Guest viewpoint: Baton Rouge’s IBM partnership pays off

IBM
The IBM Client Innovation Center in downtown Baton Rouge.

IBM
Charles Masters, IBM’s senior state executive for Louisiana.

In the few short years since the state of Louisiana and IBM partnered to launch the Baton Rouge Client Innovation Center, our employees have transformed the CIC into a globally recognized technology hub in Baton Rouge. This team is in the right place at the right time, and is changing the world by putting smart to work. We have our partners at the city and state level, and Louisiana’s educators and talented workforce to thank for that progress.

This progress includes one of our biggest successes, achievement this June of the employment level we agreed to with the state. While we met our goal later than anticipated, IBM stands by our commitments and we have continued to hire. We are proud to be a part of the Baton Rouge community and we are focused on making a positive impact on Louisiana’s economy and workforce for years to come.

Our partnership with this state and community is stronger than ever, and our potential for continued growth in the age of AI has never been greater. For starters, IBM has delivered more than $124 million in employee payroll to Baton Rouge since 2013 – which amounts to $5 paid to local employees for every $1 the state has invested thus far in IBM. In addition to our own workforce, we understand from LED that local employment indirectly supported by IBM accounts for more than 1,000 jobs.

In addition, IBM generates more than $600,000 per year in spending with Baton Rouge-area businesses. In fact, personal income in the Capital Region is growing – it has risen over $4 billion since IBM announced its expansion to Baton Rouge in 2013 – and we’re proud to be a part of that growth.

Beyond those numbers, IBM has made long-term economic commitments to Baton Rouge through the education and training of a high-tech workforce. IBM started a high-tech movement in the state, which is why we are so committed to providing multiple pathways to a good-paying job for new, current and returning Louisianans. Besides hiring talent with advanced bachelors and masters degrees, at any given time we also have “new collar” career opportunities available – jobs that require specific, in-demand skills but not always a bachelor’s degree.

We know that it isn’t enough to just have these new collar opportunities available. We also need to make sure we are providing opportunities for the hardworking members of our community to obtain the type of skills required to fill these jobs. And it is never too early or too late to learn these skills, because the only real requirement is the motivation to take a job that will change the world.

Every day at the CIC I see a diverse group of highly skilled and motivated employees working together to innovate for IBM’s clients. From them, I have learned that we can change the world for Louisiana working families. Since launching our apprenticeship program earlier this year, we’ve given hope to a young mom who wasn’t seeing upward career mobility. We’ve invested in teaching new skills to a Veteran who served our nation. And we’ve seen the potential in a community college graduate who had the ambition to lead a growing team.

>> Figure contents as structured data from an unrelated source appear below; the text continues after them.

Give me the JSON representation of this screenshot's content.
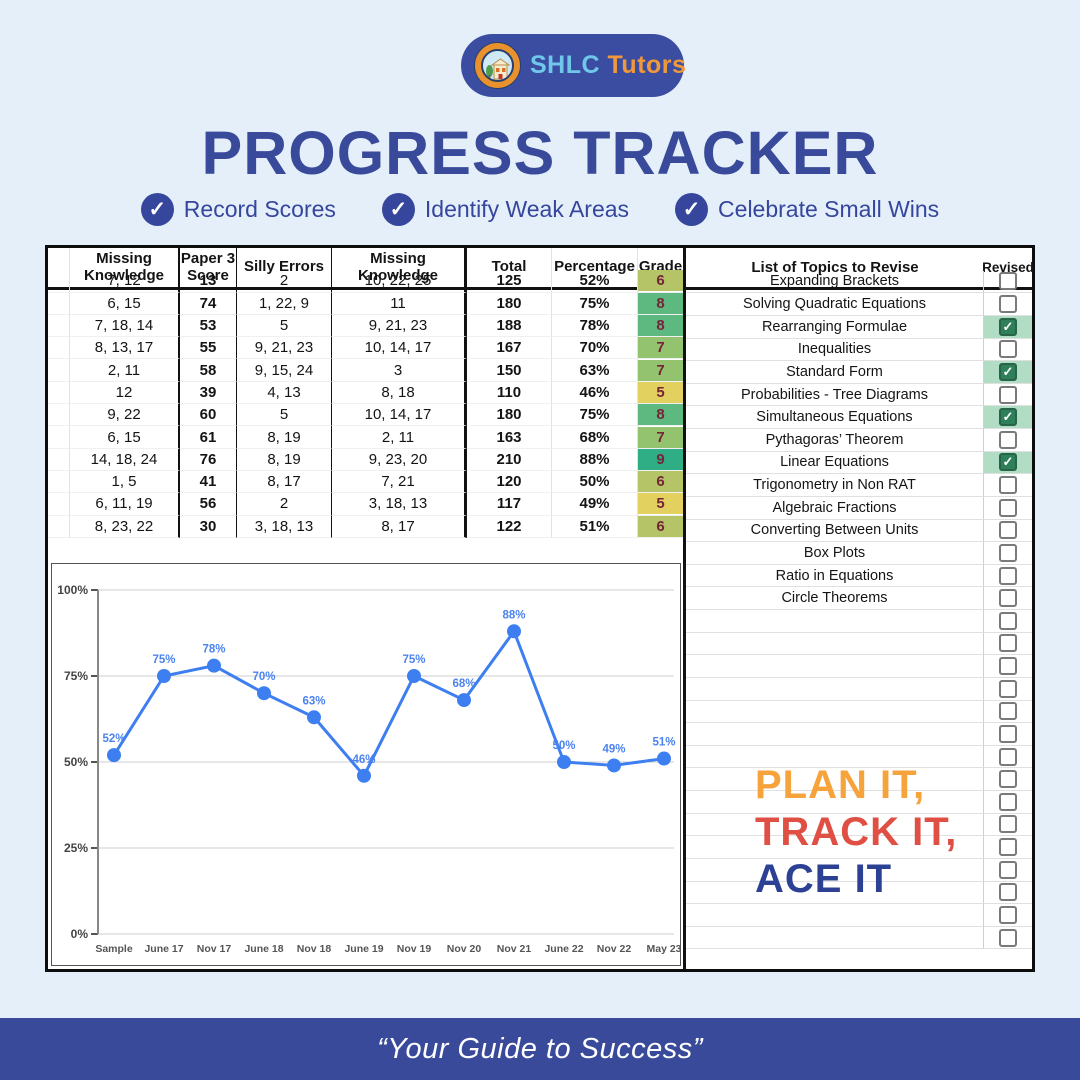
{
  "logo": {
    "brand_primary": "SHLC",
    "brand_secondary": "Tutors"
  },
  "title": "PROGRESS TRACKER",
  "badges": [
    {
      "label": "Record Scores"
    },
    {
      "label": "Identify Weak Areas"
    },
    {
      "label": "Celebrate Small Wins"
    }
  ],
  "scores_table": {
    "headers": [
      "",
      "Missing Knowledge",
      "Paper 3 Score",
      "Silly Errors",
      "Missing Knowledge",
      "Total",
      "Percentage",
      "Grade"
    ],
    "rows": [
      {
        "missing_knowledge": "7, 12",
        "paper3_score": "13",
        "silly_errors": "2",
        "missing_knowledge2": "10, 22, 25",
        "total": "125",
        "percentage": "52%",
        "grade": "6"
      },
      {
        "missing_knowledge": "6, 15",
        "paper3_score": "74",
        "silly_errors": "1, 22, 9",
        "missing_knowledge2": "11",
        "total": "180",
        "percentage": "75%",
        "grade": "8"
      },
      {
        "missing_knowledge": "7, 18, 14",
        "paper3_score": "53",
        "silly_errors": "5",
        "missing_knowledge2": "9, 21, 23",
        "total": "188",
        "percentage": "78%",
        "grade": "8"
      },
      {
        "missing_knowledge": "8, 13, 17",
        "paper3_score": "55",
        "silly_errors": "9, 21, 23",
        "missing_knowledge2": "10, 14, 17",
        "total": "167",
        "percentage": "70%",
        "grade": "7"
      },
      {
        "missing_knowledge": "2, 11",
        "paper3_score": "58",
        "silly_errors": "9, 15, 24",
        "missing_knowledge2": "3",
        "total": "150",
        "percentage": "63%",
        "grade": "7"
      },
      {
        "missing_knowledge": "12",
        "paper3_score": "39",
        "silly_errors": "4, 13",
        "missing_knowledge2": "8, 18",
        "total": "110",
        "percentage": "46%",
        "grade": "5"
      },
      {
        "missing_knowledge": "9, 22",
        "paper3_score": "60",
        "silly_errors": "5",
        "missing_knowledge2": "10, 14, 17",
        "total": "180",
        "percentage": "75%",
        "grade": "8"
      },
      {
        "missing_knowledge": "6, 15",
        "paper3_score": "61",
        "silly_errors": "8, 19",
        "missing_knowledge2": "2, 11",
        "total": "163",
        "percentage": "68%",
        "grade": "7"
      },
      {
        "missing_knowledge": "14, 18, 24",
        "paper3_score": "76",
        "silly_errors": "8, 19",
        "missing_knowledge2": "9, 23, 20",
        "total": "210",
        "percentage": "88%",
        "grade": "9"
      },
      {
        "missing_knowledge": "1, 5",
        "paper3_score": "41",
        "silly_errors": "8, 17",
        "missing_knowledge2": "7, 21",
        "total": "120",
        "percentage": "50%",
        "grade": "6"
      },
      {
        "missing_knowledge": "6, 11, 19",
        "paper3_score": "56",
        "silly_errors": "2",
        "missing_knowledge2": "3, 18, 13",
        "total": "117",
        "percentage": "49%",
        "grade": "5"
      },
      {
        "missing_knowledge": "8, 23, 22",
        "paper3_score": "30",
        "silly_errors": "3, 18, 13",
        "missing_knowledge2": "8, 17",
        "total": "122",
        "percentage": "51%",
        "grade": "6"
      }
    ]
  },
  "grade_colors": {
    "5": "#e3d15f",
    "6": "#b4c466",
    "7": "#93c36f",
    "8": "#5eb980",
    "9": "#2fae85"
  },
  "grade_text_color": "#762539",
  "topics": {
    "header": "List of Topics to Revise",
    "revised_header": "Revised",
    "items": [
      {
        "label": "Expanding Brackets",
        "revised": false
      },
      {
        "label": "Solving Quadratic Equations",
        "revised": false
      },
      {
        "label": "Rearranging Formulae",
        "revised": true
      },
      {
        "label": "Inequalities",
        "revised": false
      },
      {
        "label": "Standard Form",
        "revised": true
      },
      {
        "label": "Probabilities - Tree Diagrams",
        "revised": false
      },
      {
        "label": "Simultaneous Equations",
        "revised": true
      },
      {
        "label": "Pythagoras’ Theorem",
        "revised": false
      },
      {
        "label": "Linear Equations",
        "revised": true
      },
      {
        "label": "Trigonometry in Non RAT",
        "revised": false
      },
      {
        "label": "Algebraic Fractions",
        "revised": false
      },
      {
        "label": "Converting Between Units",
        "revised": false
      },
      {
        "label": "Box Plots",
        "revised": false
      },
      {
        "label": "Ratio in Equations",
        "revised": false
      },
      {
        "label": "Circle Theorems",
        "revised": false
      }
    ],
    "empty_rows": 15
  },
  "chart_data": {
    "type": "line",
    "x": [
      "Sample",
      "June 17",
      "Nov 17",
      "June 18",
      "Nov 18",
      "June 19",
      "Nov 19",
      "Nov 20",
      "Nov 21",
      "June 22",
      "Nov 22",
      "May 23"
    ],
    "values": [
      52,
      75,
      78,
      70,
      63,
      46,
      75,
      68,
      88,
      50,
      49,
      51
    ],
    "ylim": [
      0,
      100
    ],
    "gridlines": [
      0,
      25,
      50,
      75,
      100
    ],
    "ytick_suffix": "%",
    "grid": true,
    "legend": "none",
    "line_color": "#3d7ef0",
    "label_color": "#4b83ee"
  },
  "motto": {
    "line1": "PLAN IT,",
    "line2": "TRACK IT,",
    "line3": "ACE IT"
  },
  "footer": {
    "quote": "“Your Guide to Success”"
  }
}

Another thing that I have learned is that we can’t do this alone. Which is why we have partnerships and programs like P-TECH at Tara High School and various local college and university partnerships. All of these are helping to position Baton Rouge for technology-driven success, while helping to improve the lives of neighbors here in our community.

IBM apprentices and P-TECH graduates are building skills for careers in areas such as data science, software development, systems administration and cybersecurity. After completing their programs, these local professionals can enter the 21st century workforce with no student debt.

IBM continues to work with multiple state universities and community colleges, increasing enrollment year over year and helping the educators continually refine curriculums to increase value to the business community. For example, IBM’s continued partnership with LSU’s entrepreneurship and information systems department has supported a 100% enrollment growth from approximately 400 to 800 students in the last year and a 250% growth in the computer science department enrollment since our arrival in 2013.

In addition, our aggressive program for local hiring includes partnerships with local colleges and universities including BRCC, Southern and LSU. And we continue to recruit talented workers who have left the state to return their skills and economic and community contributions to Louisiana.

As IBMers, our Baton Rouge employees personify our company’s culture of service by contributing their time and talent to the community. Baton Rouge CIC employees volunteer at such events as the LA Women in IT’s annual “Code Day” for high school girls. They work with the United Way to serve as mentors for underserved middle school students with STEMup Baton Rouge. And they contribute their expertise and global perspective through nonprofit board service in the areas of education and college readiness.

The bottom line is that our partnership with the state of Louisiana has enabled us to build a world-class technology center for client service. We achieved our employment level commitment and continue to hire. As part of that effort, we’re working with local partners to close the “skills gap” between industry requirements and workforce readiness through education, training and recruiting efforts to help ensure Louisiana’s long-term prosperity.

IBM is delighted to call Baton Rouge home. We have made a commitment to this wonderful community, and we stand by it. All of us look forward to making a positive, lasting impact here.


Charles Masters leads IBM’s North American Client Innovation Centers, and is IBM’s Senior State Executive for Louisiana.